En todo caso, es preciso señalar que la circunstancia más perjudicial para el establecimiento de esta relación de apego segura y estable del niño es la separación o divorcio de sus padres. El clima de tensión previo a la separación, muchas veces cargado de violencia –al menos gestual– que el niño percibe más incluso que el adulto –antes que las palabras, el niño interpreta los gestos de la cara y del cuerpo–, y el enfrentamiento –larvado o lleno de rencor– y la tristeza por el fracaso que implica la ruptura cuando ésta se ha consumado, afectan de modo directo a la estabilidad emocional del menor. Además, las estancias alternas del niño con su padre y su madre hacen que la relación de apego, que necesita ser estable, se resienta.

La separación o el divorcio de los padres afecta de modo directo a la
estabilidad emocional de los hijos

Confianza y autonomía

El mundo occidental es cada vez más consciente de la necesidad de proteger esta relación de apego que el niño establece con sus padres. Son numerosas las iniciativas que están poniéndose en marcha –la excedencia laboral de la madre durante los primeros años de vida del niño, el trabajo a tiempo parcial, el teletrabajo, guarderías en la empresa, etc.– para que los padres no se vean obligados a delegar el cariño familiar en un extraño.

Y es que el logro de establecer una relación de apego segura y estable no trae sólo como consecuencia la subsistencia del niño, sino la adquisición por su parte de confianza –y la consiguiente autonomía– en su propia capacidad de exploración del mundo, que es lo que le permitirá desplegar con éxito todo su potencial intelectual, afectivo y social. Con el fortalecimiento de este vínculo los padres están contribuyendo, por tanto, al desarrollo de las capacidades de sus hijos (los niños que disfrutan de una relación de apego segura presentan mejores puntuaciones en las escalas de desarrollo madurativo, intelectual, lingüístico, afectivo y social que los que carecen de ella).

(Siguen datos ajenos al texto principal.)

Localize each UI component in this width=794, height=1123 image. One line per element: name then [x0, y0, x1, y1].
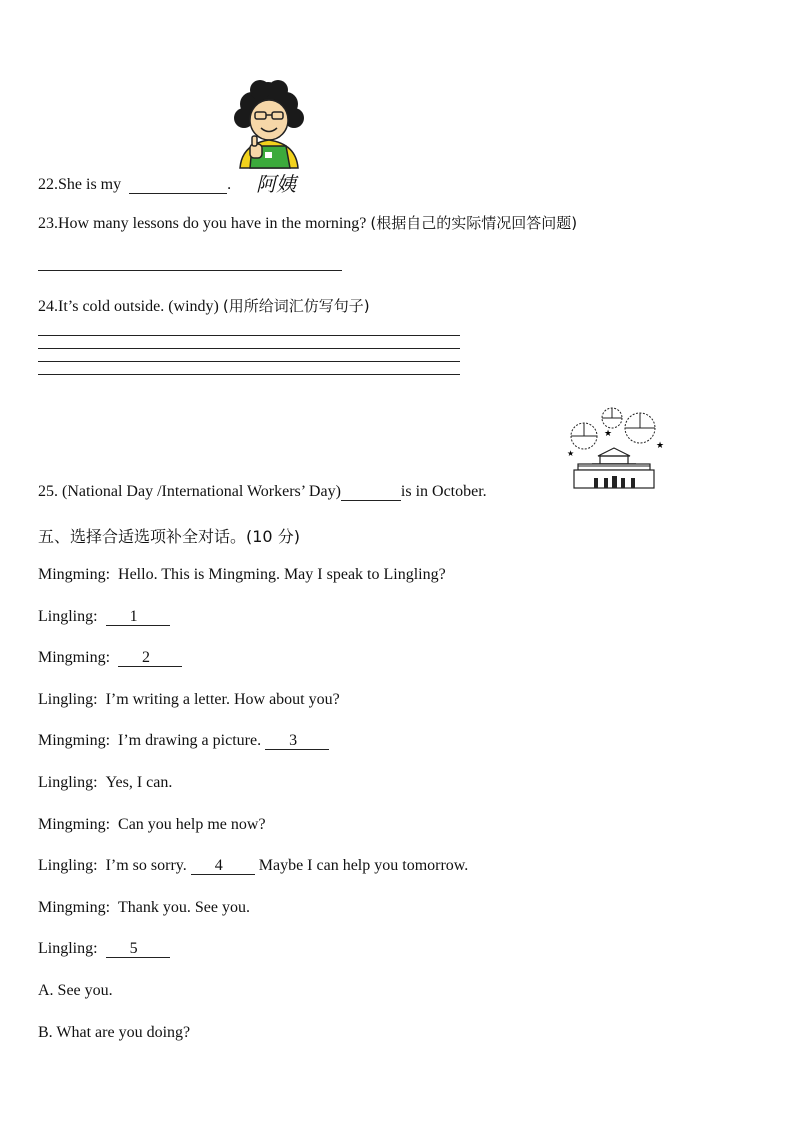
dialogue-blank[interactable]: 3 [265, 733, 329, 750]
speaker-name: Lingling: [38, 607, 98, 625]
dialogue-line [38, 816, 266, 834]
aunt-illustration [230, 78, 316, 176]
speaker-name: Lingling: [38, 690, 98, 708]
option-item: A. See you. [38, 982, 113, 999]
answer-blank[interactable] [341, 484, 401, 501]
answer-line[interactable] [38, 348, 460, 349]
dialogue-text: I’m so sorry. [105, 857, 187, 875]
speaker-name: Lingling: [38, 940, 98, 958]
speaker-name: Lingling: [38, 774, 98, 791]
question-24-word: (windy) [168, 298, 219, 315]
question-23-hint: (根据自己的实际情况回答问题) [370, 214, 578, 232]
dialogue-line [38, 774, 172, 792]
option-item: B. What are you doing? [38, 1023, 191, 1041]
answer-blank[interactable] [129, 177, 227, 194]
question-22-end: . [227, 176, 232, 193]
speaker-name: Lingling: [38, 857, 98, 875]
dialogue-line [38, 899, 250, 917]
dialogue-blank[interactable]: 4 [191, 858, 255, 875]
dialogue-line [38, 608, 170, 626]
answer-line[interactable] [38, 361, 460, 362]
answer-line[interactable] [38, 374, 460, 375]
dialogue-text: Can you help me now? [118, 815, 266, 833]
svg-text:★: ★ [656, 441, 664, 451]
speaker-name: Mingming: [38, 649, 111, 667]
answer-line[interactable] [38, 335, 460, 336]
question-24-hint: (用所给词汇仿写句子) [222, 297, 370, 315]
dialogue-line [38, 649, 182, 667]
question-23 [38, 212, 577, 233]
dialogue-line [38, 691, 340, 709]
question-25 [38, 483, 487, 501]
dialogue-line [38, 566, 446, 584]
dialogue-line [38, 857, 468, 875]
answer-line[interactable] [38, 270, 342, 271]
dialogue-line [38, 940, 170, 958]
question-25-end: is in October. [400, 483, 487, 500]
question-24 [38, 295, 370, 316]
question-24-text: 24.It’s cold outside. [38, 298, 165, 315]
dialogue-text: Thank you. See you. [118, 898, 250, 916]
section-5-title: 五、选择合适选项补全对话。(10 分) [38, 527, 300, 546]
speaker-name: Mingming: [38, 566, 111, 583]
dialogue-text: I’m writing a letter. How about you? [105, 690, 340, 708]
tiananmen-fireworks-illustration [564, 404, 664, 492]
question-22 [38, 176, 231, 194]
svg-text:★: ★ [567, 449, 575, 458]
dialogue-text: Maybe I can help you tomorrow. [258, 857, 469, 875]
dialogue-blank[interactable]: 5 [106, 941, 170, 958]
dialogue-text: I’m drawing a picture. [118, 732, 262, 750]
dialogue-blank[interactable]: 1 [106, 609, 170, 626]
dialogue-text: Hello. This is Mingming. May I speak to Lingling? [118, 566, 446, 583]
svg-text:★: ★ [604, 429, 613, 439]
speaker-name: Mingming: [38, 898, 111, 916]
dialogue-text: Yes, I can. [105, 774, 173, 791]
question-23-text: 23.How many lessons do you have in the morning? [38, 215, 367, 232]
aunt-chinese-label: 阿姨 [256, 172, 296, 196]
question-22-text: 22.She is my [38, 176, 122, 193]
speaker-name: Mingming: [38, 732, 111, 750]
question-25-text: 25. (National Day /International Workers’ Day) [38, 483, 341, 500]
dialogue-line [38, 732, 329, 750]
speaker-name: Mingming: [38, 815, 111, 833]
dialogue-blank[interactable]: 2 [118, 650, 182, 667]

A todo lo anterior, y como coda final, cabría quizás añadir un comentario sobre las familias con varios hijos. Como los hijos tienden a imitar a sus padres –los observan de continuo–, los mayores tomarán buena nota de cómo se cuida a los pequeños, abriéndose de este modo ante ellos la posibilidad de cuidarlos también. Aunque los padres de familias con varios hijos tienen poco tiempo y sufren por lo general un mayor desgaste, en este sentido cuentan habitualmente con la ayuda de los hijos mayores, pues la relación de apego también se establece entre hermanos.

Carmen Ávila de Encío es doctora en Educación.